Black Dolls
« Black Dolls, c’est d’abord une collection des toutes premières poupées faites par des femmes noires esclaves vue dans une exposition (Déborah Neff, Black Dolls, Maison Rouge, Paris). Ces poupées et les quelques vieilles photographies qui les mettent en scène, sont devenues des mythes pour moi.

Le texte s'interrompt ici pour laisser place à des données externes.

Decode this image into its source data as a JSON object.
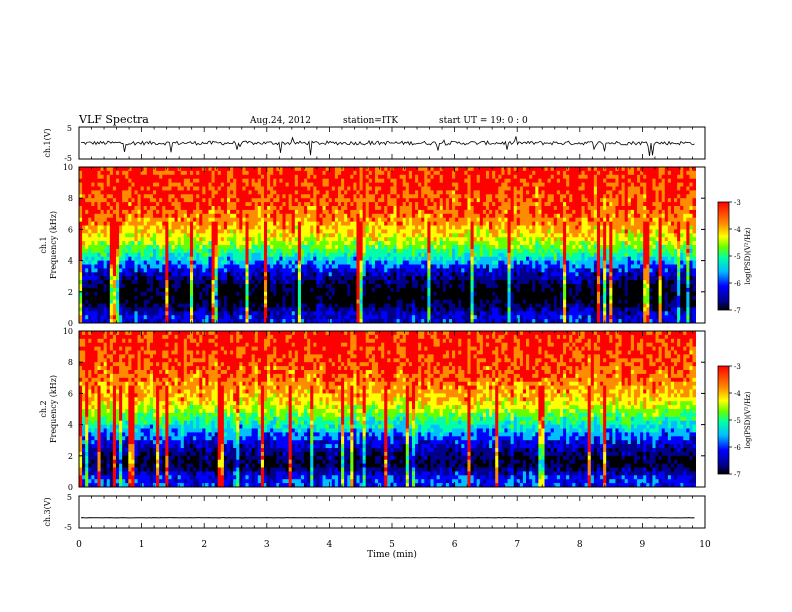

Black Dolls, c’est avant tout le choix d’un duo. Sur scène, Mulunesh et moi. Deux danseuses que le mouvement Krump a réuni. Krump qui est un ADN mais loin d’être la seule corporalité, le seul médium pour raconter cette histoire. Chacune a ses visions, ses carcasses et ses danses. Le récit d’un mythe nous réunit. La femme noire qui doit se représenter, s’incarner pour vivre, comme ces femmes noires esclaves qui se créent des corps en bout de cuirs, de chiffons, de fils et de boutons pour être aimées (peut-être par l’enfant dont elles s’occupent, souvent blanc). Elles seront toutes là ces poupées, ces femmes, à travers nous. Vixen, stripteaseuse, Fox, objet, meuble, nourrice, mère laitière, déesse, putain, athlète, star, krumpeuse, génie, sacrifiée. Deux femmes noires dansent la puissance érotique et la fureur nées du chaos. La puissance du chaos d’aujourd’hui, la puissance de nos danses carnassières aujourd’hui. J’y vois des postures venues d’un monde où le corps noir n’a jamais été anéanti. J’imagine ce duo raconter la femme noire. À tout prix. La faire parler, la faire danser, la faire exister, la faire contempler. Occasion pour moi de me questionner sur ce que veut dire être une femme noire.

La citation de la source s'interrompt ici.